As young boys we universally dream of finding buried treasure. We dream of finding One-Eyed Willie's pirate ship full of booby booty, thats what I said. Traipsing through the forest finding DB Coopers stolen cash. Finding the Lost Ark of the Covenant. Hiking in the desert and finding the Lost Dutchman's gold. These flights of fancy dissipate as we get older but in the back of our minds we still always wish we could have one good adventure where we find something that has been hidden to others.
Geocaching is an adult version of hide and seek and a way to recapture those feelings of searchings and finding. A geocache is a container ranging from very small to quite large that has been hidden. The person who hid the cache logs it on the geocaching.com website with a clever title, short description and GPS coordinates. The person who Seeks that cache downloads the information to a GPS enabled device or smartphone and later comes back to the webpage to let the Hider know if they found the cache or not and if they took something or not.

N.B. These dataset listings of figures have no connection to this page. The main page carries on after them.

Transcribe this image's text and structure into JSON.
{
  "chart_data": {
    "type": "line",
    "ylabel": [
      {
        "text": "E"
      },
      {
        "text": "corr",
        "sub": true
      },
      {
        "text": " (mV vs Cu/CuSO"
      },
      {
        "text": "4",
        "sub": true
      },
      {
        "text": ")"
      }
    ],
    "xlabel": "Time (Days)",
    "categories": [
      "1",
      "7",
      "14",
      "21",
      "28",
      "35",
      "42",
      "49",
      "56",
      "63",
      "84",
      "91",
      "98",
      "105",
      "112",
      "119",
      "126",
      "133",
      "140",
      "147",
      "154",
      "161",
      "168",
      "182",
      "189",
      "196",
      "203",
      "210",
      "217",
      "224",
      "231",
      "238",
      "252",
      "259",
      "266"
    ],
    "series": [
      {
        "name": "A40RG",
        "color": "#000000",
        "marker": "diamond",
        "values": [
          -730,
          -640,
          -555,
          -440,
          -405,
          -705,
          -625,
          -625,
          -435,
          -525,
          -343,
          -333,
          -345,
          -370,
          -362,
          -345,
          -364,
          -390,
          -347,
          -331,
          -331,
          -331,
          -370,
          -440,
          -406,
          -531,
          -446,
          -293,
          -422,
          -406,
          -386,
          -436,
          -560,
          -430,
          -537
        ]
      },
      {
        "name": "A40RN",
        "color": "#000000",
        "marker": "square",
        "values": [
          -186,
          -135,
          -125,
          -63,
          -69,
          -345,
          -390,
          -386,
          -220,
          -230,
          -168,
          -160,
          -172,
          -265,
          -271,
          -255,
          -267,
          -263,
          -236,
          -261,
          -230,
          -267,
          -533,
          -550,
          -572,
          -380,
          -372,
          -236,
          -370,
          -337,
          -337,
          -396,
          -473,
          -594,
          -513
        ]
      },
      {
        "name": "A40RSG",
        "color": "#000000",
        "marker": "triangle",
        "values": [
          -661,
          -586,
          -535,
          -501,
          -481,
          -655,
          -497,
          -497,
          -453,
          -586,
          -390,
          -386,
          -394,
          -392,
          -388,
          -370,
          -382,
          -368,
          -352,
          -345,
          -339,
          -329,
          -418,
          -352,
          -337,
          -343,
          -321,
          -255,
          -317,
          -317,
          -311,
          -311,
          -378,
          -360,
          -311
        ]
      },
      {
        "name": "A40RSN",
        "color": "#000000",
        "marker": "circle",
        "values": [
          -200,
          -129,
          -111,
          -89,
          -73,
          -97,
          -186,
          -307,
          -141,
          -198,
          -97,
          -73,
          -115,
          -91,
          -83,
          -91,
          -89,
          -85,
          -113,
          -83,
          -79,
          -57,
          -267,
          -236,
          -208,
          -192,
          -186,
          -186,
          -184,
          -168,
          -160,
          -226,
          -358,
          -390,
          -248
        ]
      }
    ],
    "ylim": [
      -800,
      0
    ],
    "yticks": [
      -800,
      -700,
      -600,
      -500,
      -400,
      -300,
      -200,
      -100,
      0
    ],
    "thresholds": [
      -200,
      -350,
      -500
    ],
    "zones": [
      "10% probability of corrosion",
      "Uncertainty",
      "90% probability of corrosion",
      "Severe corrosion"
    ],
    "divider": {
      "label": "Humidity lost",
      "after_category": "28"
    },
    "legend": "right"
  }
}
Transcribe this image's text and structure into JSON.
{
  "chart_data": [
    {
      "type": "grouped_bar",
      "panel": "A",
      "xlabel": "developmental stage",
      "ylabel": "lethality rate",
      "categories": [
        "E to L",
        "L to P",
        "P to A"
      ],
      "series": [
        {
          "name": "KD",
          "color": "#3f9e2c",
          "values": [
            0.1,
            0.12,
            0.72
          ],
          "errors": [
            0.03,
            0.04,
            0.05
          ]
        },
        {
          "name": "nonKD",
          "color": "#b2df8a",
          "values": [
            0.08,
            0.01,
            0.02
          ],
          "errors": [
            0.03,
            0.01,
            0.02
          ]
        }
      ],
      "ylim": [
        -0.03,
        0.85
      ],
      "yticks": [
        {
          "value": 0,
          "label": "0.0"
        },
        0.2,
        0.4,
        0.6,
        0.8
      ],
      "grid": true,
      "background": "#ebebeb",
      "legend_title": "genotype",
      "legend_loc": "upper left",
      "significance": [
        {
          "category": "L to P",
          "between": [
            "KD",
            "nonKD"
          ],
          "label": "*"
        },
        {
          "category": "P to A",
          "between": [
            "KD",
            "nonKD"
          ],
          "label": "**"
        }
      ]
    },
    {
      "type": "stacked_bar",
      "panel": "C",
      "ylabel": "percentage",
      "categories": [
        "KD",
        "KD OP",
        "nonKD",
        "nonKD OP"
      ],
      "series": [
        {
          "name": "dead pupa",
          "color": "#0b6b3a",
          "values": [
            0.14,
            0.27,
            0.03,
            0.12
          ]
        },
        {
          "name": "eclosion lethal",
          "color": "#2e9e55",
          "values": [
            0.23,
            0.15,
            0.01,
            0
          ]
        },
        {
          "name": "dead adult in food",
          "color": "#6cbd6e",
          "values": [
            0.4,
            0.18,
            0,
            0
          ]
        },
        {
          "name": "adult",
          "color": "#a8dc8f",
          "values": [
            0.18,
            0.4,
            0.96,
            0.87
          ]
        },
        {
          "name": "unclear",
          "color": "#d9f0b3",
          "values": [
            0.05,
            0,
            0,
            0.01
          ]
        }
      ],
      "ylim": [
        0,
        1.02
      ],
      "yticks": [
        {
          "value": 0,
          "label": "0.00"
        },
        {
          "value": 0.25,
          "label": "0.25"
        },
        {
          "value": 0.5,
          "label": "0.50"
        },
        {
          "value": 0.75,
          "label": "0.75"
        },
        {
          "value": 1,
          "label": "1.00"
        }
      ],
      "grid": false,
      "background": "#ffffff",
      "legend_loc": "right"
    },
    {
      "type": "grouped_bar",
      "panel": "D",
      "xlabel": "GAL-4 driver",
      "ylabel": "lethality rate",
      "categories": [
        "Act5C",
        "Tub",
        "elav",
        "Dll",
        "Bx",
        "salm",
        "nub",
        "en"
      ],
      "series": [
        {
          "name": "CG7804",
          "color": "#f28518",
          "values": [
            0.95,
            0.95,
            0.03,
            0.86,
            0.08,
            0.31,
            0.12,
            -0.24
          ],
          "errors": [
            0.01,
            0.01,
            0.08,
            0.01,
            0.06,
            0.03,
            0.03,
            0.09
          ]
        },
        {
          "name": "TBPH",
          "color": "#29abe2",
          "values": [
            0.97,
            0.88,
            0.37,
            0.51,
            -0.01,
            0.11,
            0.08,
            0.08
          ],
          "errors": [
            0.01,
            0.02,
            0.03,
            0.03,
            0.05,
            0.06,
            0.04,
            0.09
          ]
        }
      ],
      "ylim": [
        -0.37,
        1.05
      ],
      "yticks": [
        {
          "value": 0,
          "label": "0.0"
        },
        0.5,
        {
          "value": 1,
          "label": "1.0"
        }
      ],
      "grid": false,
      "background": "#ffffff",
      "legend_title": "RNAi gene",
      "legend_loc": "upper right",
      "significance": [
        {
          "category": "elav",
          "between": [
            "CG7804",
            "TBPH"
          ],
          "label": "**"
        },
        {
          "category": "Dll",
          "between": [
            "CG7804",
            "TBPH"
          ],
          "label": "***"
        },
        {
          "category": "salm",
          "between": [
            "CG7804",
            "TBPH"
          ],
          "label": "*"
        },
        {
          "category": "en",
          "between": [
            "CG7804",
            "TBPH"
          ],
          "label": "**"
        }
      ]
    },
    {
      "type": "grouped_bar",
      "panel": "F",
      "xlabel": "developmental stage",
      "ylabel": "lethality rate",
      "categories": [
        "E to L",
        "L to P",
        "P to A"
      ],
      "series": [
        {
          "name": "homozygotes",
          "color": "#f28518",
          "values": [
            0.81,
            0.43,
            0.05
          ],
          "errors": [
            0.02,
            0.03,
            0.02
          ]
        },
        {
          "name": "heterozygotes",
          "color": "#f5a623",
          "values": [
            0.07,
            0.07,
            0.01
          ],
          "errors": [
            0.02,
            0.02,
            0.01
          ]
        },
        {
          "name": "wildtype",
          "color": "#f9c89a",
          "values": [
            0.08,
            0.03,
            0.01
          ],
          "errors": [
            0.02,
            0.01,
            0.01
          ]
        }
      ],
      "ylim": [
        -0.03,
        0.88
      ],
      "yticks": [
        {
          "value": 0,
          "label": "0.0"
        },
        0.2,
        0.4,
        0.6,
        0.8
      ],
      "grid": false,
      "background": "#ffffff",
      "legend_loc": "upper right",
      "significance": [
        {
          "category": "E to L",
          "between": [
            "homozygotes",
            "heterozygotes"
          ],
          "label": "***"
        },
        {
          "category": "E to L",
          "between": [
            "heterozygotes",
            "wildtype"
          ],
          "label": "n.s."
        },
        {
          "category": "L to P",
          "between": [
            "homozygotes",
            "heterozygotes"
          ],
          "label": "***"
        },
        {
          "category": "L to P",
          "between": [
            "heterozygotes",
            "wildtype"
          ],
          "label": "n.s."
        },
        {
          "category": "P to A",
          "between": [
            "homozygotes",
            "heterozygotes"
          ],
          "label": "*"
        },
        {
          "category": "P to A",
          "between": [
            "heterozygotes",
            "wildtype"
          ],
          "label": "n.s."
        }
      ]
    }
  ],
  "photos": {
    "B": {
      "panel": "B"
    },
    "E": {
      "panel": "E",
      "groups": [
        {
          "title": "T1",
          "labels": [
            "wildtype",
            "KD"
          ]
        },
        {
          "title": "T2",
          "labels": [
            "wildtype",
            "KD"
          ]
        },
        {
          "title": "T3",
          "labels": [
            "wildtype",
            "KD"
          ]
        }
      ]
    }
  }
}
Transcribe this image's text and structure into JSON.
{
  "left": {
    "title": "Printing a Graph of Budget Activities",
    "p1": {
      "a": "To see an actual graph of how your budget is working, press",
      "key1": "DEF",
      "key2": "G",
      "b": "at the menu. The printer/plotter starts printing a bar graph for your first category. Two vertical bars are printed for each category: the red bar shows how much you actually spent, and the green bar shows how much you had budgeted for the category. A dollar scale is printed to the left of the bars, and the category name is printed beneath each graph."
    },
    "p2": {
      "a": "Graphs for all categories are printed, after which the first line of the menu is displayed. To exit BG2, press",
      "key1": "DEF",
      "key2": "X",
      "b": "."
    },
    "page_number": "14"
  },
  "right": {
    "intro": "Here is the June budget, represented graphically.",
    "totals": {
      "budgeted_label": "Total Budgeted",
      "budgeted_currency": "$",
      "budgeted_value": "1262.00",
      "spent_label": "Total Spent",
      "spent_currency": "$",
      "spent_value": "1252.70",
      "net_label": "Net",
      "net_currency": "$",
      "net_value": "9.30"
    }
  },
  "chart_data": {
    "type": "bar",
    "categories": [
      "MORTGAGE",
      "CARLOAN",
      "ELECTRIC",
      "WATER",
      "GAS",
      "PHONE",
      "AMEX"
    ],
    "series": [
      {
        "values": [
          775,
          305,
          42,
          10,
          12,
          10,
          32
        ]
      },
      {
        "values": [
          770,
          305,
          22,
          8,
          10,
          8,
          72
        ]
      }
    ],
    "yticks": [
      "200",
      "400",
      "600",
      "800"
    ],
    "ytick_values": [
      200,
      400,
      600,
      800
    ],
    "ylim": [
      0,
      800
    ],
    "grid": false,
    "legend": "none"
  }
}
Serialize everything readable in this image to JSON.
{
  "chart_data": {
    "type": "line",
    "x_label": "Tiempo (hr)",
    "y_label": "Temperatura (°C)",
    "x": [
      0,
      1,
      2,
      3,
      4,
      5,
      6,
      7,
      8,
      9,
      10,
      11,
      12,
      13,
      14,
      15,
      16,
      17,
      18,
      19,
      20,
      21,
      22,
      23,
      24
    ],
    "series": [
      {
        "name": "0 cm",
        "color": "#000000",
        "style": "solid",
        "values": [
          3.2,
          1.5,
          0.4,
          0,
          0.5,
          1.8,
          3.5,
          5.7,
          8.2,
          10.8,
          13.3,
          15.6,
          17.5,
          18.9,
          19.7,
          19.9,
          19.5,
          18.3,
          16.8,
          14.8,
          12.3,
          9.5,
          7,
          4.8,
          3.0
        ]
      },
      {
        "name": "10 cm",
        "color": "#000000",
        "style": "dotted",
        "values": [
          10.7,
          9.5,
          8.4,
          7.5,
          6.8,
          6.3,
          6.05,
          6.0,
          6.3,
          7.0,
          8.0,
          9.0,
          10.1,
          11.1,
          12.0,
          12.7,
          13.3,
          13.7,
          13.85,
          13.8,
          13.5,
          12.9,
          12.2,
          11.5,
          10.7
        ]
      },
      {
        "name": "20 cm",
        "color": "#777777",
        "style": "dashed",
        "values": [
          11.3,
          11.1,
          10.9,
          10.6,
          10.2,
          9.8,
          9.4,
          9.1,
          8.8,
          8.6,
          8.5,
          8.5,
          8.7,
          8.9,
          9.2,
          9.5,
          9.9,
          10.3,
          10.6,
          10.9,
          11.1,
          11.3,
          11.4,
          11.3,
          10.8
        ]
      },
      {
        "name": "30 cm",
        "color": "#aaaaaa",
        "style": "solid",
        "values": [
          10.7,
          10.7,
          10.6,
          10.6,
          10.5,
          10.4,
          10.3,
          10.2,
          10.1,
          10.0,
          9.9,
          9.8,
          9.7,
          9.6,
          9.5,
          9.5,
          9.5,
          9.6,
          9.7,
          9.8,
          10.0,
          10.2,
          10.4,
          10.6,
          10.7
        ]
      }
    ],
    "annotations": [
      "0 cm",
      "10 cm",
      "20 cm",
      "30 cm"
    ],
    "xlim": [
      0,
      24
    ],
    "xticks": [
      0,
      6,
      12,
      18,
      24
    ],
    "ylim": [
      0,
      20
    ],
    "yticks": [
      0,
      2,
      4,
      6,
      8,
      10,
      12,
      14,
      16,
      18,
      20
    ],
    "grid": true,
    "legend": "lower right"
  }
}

Oh yeah, the containers usually contain items you can take. These vary from rare coins to mundane items you would find in your junk drawer. The difference is you had to find that container and you earned a piece of the treasure inside. The rule of thumb is that if you take something your put something in.
I started last year when I bought a new hiking GPS that had a geocache function. I decided my first find would be a cache that I had run past hundreds of times, located at Tempe Town Lake on the Ironman Arizona run course. I could not believe it was hidden in plain site just feet away. I recently purchased the websites iPhone app which takes your current location and shows the closest geocaches. Last night while watching Mighty Mo's football practice I opened the phone app and found a cache less than 200 feet away. It took a few minutes to find, I signed the logbook but decided I would let my son look for it after practice and could pick the item he wanted to trade.
Mighty Mo is at the age where finding buried treasure is still a reality in his mind. We go looking together and he gets a kick finding a container tucked into a tree or under a bush or camouflaged in a clever way. It amazes him that you can just walk up and find things like this. Last night when I picked through the cache I thought he would take a small rubber snake. He found a Star Wars toy from McDonalds that completes a collection of his. Treasure indeed.
Geocaching is a world wide phenomenon, yet you don't need to go further than a few miles from your house to get started. If you have an older GPS it costs you nothing to get started. You print out the cache page and manually enter the coordinates into the unit. New GPS units may have a geocache function that downloads the page information into the unit and leads you there then you can uploads your results later. Geocaching.com has a $9.99 iTunes app. that is amazingly simple. It's a great way to spend a few hours as a family discovering new facets to your neighborhood. Or a nice diversion on a lunch break. It has given a new dimension to my running and now plan routes in new areas so I can find new caches.